- Court: Queen's Bench Division (High Court)
- Citation: [1986] QB 644

Keywords
- Implied term, objectivity, interpretation

= Thake v Maurice =

Thake v Maurice [1986] QB 644 is an English contract law case, concerning the standard of care that must be exercised by surgeons in performing operations.

==Facts==
Mr Thake was a railway guard and they were not financially comfortable with five children already (two grown up), living in a three-bedroom council house. Mrs Thake wanted to be sterilised, but the NHS waiting list was long and they could not afford to go private.

Their doctor suggested Mr Thake have a vasectomy and arranged for them to see Mr Maurice. He did not advise Mrs Thake that there was a small chance that after a vasectomy there could be recanalisation and Mr Thake would become fertile again.

Mrs Thake ignored the signs of pregnancy because she thought it had worked, and then only realised when she was five months pregnant. She wanted an abortion, but it was too late, and a healthy child was born, Samantha. They sued in contract and tort for damages.

==Judgment==
The Court of Appeal held that a normal, reasonable person knows that medical operations are not always successful, and that simply by promising to do an operation, there is no promise for success. Speaking about what an ordinary person would think, Nourse LJ said "it does seem to me to be reasonable to credit him with the more general knowledge that in medical science all things, or nearly all things are uncertain." All agreed that as a matter of tort, failure to warn about a small risk of failure amounted to a breach of the duty of care between surgeon and patient. The measure of tort damages were less than potential contract damages of £2500, being only £1500 to take account of the fact that she did not have the pain of an abortion. But there would be no damages for breach of contract, to put the patient in the position as if the contract had been successful, or in other words, to reimburse for the expenses of bringing up the child.

Kerr LJ concluded his judgment as follows. He referred to Lord Denning MR in Greaves & Co (Contractors) Ltd v Baynham Meikle & Partners when he said, “The surgeon does not warrant that he will cure the patient.”
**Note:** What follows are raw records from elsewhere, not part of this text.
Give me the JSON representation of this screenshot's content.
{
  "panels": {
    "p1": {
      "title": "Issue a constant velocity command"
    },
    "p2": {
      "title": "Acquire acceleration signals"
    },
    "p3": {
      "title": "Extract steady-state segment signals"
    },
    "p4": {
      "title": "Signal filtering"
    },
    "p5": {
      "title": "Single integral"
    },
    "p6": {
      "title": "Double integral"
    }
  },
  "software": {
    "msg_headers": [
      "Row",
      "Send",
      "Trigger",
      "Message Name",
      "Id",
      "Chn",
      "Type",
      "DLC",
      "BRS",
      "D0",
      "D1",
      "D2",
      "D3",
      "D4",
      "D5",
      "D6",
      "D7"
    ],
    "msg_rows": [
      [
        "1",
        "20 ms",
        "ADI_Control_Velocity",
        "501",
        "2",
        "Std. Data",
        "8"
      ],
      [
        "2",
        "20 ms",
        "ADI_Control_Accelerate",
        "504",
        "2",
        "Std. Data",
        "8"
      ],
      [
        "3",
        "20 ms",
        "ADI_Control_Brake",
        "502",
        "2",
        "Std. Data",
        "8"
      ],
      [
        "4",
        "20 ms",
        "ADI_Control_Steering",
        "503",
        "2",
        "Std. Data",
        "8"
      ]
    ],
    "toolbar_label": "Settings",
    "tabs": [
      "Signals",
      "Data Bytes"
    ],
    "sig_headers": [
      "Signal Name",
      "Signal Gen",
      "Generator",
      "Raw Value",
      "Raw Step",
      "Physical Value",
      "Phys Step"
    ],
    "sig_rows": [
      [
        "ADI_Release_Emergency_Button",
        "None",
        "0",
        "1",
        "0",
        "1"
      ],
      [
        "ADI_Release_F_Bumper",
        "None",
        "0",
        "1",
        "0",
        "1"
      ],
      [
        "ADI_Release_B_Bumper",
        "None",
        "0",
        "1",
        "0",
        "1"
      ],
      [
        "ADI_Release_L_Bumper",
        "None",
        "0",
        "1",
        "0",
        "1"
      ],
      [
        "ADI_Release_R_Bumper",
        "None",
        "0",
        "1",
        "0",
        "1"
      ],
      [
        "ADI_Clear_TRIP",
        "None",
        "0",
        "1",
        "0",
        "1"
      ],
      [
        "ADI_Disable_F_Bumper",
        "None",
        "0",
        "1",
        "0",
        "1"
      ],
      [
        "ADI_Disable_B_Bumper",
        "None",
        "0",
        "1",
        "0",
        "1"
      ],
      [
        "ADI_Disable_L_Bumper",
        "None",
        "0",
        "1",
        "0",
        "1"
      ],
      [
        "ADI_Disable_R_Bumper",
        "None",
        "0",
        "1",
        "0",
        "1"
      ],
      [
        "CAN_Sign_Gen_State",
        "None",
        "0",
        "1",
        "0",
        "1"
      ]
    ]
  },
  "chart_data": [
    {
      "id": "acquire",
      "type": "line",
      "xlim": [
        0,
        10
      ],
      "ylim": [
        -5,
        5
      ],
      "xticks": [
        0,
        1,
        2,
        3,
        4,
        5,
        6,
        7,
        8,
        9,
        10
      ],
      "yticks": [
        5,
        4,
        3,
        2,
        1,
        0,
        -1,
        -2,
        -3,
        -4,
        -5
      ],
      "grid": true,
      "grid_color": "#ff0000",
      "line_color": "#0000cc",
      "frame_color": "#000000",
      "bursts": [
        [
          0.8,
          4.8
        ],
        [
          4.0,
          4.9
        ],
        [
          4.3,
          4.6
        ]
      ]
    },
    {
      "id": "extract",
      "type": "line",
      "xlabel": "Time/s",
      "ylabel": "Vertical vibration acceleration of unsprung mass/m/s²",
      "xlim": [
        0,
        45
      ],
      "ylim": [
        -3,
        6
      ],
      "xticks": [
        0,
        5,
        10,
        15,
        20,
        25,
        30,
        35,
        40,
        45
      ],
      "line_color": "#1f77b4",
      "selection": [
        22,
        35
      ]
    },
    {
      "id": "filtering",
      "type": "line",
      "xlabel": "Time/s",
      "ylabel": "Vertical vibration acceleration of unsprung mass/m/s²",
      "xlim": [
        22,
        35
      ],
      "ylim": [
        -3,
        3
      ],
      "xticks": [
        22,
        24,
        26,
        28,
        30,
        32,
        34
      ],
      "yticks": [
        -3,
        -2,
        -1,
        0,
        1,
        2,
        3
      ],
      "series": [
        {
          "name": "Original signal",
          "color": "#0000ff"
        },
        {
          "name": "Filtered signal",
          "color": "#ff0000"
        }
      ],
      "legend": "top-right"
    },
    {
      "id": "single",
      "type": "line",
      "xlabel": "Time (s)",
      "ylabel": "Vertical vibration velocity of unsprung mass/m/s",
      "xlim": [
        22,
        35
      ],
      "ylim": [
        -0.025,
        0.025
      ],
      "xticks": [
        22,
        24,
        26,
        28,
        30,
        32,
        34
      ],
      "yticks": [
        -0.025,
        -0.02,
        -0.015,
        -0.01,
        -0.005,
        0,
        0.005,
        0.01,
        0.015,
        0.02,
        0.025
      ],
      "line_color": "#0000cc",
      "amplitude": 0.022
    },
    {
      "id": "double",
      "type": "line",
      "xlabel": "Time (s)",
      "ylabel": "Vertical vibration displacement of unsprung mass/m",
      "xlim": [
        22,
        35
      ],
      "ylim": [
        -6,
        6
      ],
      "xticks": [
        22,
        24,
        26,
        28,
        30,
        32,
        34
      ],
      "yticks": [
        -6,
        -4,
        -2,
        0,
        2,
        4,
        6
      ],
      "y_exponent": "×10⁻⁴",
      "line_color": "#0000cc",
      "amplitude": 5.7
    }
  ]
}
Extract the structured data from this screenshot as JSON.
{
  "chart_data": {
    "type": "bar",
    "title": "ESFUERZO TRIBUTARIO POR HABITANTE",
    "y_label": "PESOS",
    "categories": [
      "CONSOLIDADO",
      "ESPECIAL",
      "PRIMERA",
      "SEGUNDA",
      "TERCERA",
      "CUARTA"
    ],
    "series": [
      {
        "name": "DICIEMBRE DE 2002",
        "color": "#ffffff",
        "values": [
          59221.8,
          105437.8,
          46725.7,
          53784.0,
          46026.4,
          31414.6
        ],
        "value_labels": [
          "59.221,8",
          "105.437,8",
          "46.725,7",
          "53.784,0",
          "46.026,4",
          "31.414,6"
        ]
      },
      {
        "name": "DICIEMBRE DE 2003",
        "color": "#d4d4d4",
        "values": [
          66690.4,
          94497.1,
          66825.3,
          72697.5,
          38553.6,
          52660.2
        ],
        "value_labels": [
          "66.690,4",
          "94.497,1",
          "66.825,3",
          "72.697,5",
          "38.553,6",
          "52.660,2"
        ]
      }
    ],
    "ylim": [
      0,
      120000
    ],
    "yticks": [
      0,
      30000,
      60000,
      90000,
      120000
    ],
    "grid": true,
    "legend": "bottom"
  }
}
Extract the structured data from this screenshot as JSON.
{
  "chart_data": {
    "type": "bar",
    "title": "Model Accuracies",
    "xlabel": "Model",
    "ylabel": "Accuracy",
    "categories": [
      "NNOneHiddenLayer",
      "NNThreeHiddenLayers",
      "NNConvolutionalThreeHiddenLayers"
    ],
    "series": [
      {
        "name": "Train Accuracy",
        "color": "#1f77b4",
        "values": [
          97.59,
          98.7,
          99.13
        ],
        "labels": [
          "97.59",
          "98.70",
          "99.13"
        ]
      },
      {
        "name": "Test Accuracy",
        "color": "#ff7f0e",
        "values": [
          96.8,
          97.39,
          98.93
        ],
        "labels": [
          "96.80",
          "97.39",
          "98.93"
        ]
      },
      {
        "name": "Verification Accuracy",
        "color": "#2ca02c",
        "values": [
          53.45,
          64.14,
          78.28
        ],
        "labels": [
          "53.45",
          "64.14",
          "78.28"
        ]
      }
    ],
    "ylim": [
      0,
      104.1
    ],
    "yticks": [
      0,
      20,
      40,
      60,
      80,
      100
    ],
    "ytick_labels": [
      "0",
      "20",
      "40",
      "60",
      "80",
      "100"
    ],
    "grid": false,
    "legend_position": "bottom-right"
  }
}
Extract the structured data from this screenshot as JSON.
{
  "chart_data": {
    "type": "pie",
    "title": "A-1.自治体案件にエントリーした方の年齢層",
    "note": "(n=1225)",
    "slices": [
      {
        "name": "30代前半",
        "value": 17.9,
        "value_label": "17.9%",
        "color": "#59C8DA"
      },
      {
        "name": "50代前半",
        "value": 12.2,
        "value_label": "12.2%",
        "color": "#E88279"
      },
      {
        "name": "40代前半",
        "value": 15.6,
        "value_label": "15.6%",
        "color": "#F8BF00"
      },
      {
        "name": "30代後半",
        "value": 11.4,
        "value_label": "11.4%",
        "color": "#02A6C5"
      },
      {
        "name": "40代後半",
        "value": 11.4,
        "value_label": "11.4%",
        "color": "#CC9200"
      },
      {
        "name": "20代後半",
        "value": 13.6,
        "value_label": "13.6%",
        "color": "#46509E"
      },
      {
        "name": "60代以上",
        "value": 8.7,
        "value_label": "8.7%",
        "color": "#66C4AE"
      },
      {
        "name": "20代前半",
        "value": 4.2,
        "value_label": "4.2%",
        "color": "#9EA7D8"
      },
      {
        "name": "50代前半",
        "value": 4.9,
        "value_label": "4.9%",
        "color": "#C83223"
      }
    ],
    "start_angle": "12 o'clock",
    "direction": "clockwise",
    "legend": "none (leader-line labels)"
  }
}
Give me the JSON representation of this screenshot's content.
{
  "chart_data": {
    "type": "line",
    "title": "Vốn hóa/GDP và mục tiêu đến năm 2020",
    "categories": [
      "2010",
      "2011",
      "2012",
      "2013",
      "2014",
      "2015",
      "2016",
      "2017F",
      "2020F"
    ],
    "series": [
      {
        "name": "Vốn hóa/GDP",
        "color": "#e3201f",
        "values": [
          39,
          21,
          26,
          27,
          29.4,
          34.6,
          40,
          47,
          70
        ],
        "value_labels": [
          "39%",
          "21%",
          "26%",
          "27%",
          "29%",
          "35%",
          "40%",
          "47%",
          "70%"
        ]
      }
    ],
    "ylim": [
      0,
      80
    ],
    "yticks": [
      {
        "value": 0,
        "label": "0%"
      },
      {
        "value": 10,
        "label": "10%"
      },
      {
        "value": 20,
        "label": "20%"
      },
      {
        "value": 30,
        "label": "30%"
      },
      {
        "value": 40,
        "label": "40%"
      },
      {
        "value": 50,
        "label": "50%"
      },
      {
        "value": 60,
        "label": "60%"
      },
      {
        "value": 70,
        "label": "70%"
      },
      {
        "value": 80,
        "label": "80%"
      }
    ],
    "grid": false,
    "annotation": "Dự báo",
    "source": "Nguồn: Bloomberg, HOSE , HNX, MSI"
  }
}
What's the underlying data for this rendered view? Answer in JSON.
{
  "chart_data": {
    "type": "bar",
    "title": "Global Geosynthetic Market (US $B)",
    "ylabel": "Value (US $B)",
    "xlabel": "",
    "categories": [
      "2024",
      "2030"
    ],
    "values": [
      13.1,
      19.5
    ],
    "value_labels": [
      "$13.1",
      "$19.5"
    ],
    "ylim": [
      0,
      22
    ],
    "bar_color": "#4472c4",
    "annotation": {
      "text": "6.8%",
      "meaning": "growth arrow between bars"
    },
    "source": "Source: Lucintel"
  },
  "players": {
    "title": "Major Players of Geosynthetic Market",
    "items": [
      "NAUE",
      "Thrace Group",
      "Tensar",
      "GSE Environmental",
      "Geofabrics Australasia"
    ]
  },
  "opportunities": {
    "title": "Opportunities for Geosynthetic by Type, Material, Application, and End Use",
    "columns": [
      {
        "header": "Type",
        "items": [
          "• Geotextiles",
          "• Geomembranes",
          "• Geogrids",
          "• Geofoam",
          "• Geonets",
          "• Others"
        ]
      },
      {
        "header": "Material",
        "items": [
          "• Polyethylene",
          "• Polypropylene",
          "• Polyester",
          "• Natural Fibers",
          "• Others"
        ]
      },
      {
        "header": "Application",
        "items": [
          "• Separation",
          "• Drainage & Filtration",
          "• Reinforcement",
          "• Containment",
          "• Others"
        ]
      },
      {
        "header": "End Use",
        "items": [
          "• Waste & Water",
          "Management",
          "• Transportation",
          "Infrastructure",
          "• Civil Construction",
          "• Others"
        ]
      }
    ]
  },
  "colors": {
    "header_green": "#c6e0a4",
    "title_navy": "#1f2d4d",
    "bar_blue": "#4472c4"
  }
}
That was said in the context of treatment or an operation designed to cure, not in the context of anything in the nature of an amputation. The facts of the present case are obviously extremely unusual, but I do not see why the judge's and my conclusion on these unusual facts should be viewed by surgeons with alarm, as mentioned by the judge. If the defendant had given his usual warning, the objective analysis of what he conveyed would have been quite different, and it is also to be noted that in the second consent form referred to by French J in his judgment in Eyre v Measday (unreported), 3 July 1984, the wording included the following

The purpose of the operation is to render me sterile and, although it is nearly 100 per cent. successful, I appreciate that this cannot be guaranteed. It may not be possible to reverse the operation.

Accordingly, I would uphold the judge’s conclusion that the plaintiffs succeed in their claim that the revival of Mr. Thake’s fertility gave rise to a breach of contract on the part of the defendant.

Neill LJ said,

It is the common experience of mankind that the results of medical treatment are to some extent unpredictable and that any treatment may be affected by the special characteristics of the particular patient. It has been well said that “the dynamics of the human body of each individual are themselves individual.”… The reasonable man would have expected the defendant to exercise all the proper skill and care of a surgeon in that speciality; he would not in my view have expected the defendant to give a guarantee of 100 per cent. success.

So stressing that the operation was ‘irreversible’ did not amount to giving a guarantee that it would work, no binding promise.